Chrissy Teigen Claps Back At Tweet Asking Why Women Don’t Take Their Husband’s Name: Link Roundup

by Anna Greer

Chrissy Teigen Claps Back At Critics Asking Why She Didn’t Take Her Husband’s Name

Supermodel and queen of Twitter Chrissy Teigen responded to a tweet asking why women don’t take their husbands’ last names. Teigen, who is married to John Legend, said, “My husband didn’t even take his last name?” Billboard writes that she was referring to the fact that her husband’s real surname is Stephens. She followed up after more criticism with, “You’ll never understand the simple reason of ‘because I don’t want to?'” Iconic.

Senate Passes Bill Intended to Combat Sex Trafficking, Sex Workers Say It Hurts More Than Helps.

The U.S. Senate passed the Stop Enabling Sex Traffickers Act of 2017 (SESTA) to fight the proliferation of sex trafficking via the Internet on sites like Backpage. The Daily Dot reports that SESTA amends the Communication Decency Act to make websites that “facilitate” sex trafficking liable to criminal prosecution and civil action. The bill doesn’t account for the difference between sex trafficking and consensual sex work. Sex workers say it will target the sites they use to advertise, go to for support, and vet clients, and that the act will drive important safety communication even further underground.

Paraguayan Rape Victim, 14, Dies While Giving Birth

Paraguay’s draconian abortion laws have resulted in the death of a girl who was raped, according to The Guardian. The 14-year-old child had been hospitalized for 20 days due to complications from labor. When doctors attempted to deliver the baby vaginally, she experienced respiratory distress and an emergency C-section resulted in her having an embolism, suffering three heart attacks, and dying. In 2015, the government of Paraguay prevented a ten-year-old from receiving an abortion after being raped by her stepfather.

Utah Will Allow People To Get Birth Control From Pharmacies

 The red state is joining a handful of blue states that allow people to obtain birth control directly from a pharmacist instead of seeing a doctor every time to get or renew a prescription. Folks 18 years and older can get pills, the patch, and several other methods of birth control much more easily on May 8. writes that it’s a big move for the conservative state.
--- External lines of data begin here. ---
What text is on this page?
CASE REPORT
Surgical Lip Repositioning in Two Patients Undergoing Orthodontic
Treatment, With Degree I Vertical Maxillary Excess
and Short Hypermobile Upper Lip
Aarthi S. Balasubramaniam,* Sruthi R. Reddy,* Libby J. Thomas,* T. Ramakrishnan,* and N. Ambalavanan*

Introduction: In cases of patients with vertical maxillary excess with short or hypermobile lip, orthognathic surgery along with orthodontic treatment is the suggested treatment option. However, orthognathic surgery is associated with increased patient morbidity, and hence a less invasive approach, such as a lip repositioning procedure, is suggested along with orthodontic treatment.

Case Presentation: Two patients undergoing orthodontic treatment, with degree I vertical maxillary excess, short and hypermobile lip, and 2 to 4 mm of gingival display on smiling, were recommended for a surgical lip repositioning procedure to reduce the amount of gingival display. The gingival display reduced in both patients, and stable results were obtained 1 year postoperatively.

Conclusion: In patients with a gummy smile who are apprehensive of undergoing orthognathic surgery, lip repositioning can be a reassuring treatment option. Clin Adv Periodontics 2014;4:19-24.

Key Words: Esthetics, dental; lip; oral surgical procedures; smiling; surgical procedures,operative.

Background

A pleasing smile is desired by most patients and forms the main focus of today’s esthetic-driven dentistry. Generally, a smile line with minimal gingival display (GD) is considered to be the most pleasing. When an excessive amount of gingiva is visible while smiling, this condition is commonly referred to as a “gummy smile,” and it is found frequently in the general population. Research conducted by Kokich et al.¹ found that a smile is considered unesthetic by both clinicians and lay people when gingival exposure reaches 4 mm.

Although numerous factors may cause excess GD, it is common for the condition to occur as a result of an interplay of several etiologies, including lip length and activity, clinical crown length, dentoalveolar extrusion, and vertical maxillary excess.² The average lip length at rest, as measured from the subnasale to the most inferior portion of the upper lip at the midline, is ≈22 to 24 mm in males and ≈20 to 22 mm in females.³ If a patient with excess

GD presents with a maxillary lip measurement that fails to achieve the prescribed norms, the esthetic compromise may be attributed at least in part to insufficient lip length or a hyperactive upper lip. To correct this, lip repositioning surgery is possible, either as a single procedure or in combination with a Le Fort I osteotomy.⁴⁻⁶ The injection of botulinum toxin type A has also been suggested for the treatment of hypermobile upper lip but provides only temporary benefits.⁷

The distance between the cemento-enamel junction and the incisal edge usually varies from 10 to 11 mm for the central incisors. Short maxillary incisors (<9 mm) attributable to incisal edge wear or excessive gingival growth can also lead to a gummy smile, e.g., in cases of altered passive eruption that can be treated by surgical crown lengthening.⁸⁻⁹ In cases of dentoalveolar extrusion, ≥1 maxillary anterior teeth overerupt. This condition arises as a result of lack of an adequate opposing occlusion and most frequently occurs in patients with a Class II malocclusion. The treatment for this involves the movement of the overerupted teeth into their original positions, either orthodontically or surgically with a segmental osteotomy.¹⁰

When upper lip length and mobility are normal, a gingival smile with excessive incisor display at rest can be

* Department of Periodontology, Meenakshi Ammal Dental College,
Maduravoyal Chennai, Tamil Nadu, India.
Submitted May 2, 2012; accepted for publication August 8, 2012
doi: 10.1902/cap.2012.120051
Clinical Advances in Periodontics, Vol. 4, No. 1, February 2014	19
The Department Of Health And Human Services  Removed Lesbian and Bi Materials from Women’s Health Site

A new report has shed light on the purge of queer content from government websites last fall. Politico reports that a webpage focused on specific health information for lesbian and bi women was taken down from — run by HHS — and hasn’t been reintegrated into any other parts of the website. HHS says it’s a routine update, but we’re not buying it. We’re here, we’re queer, and we want pertinent, science-based information about health.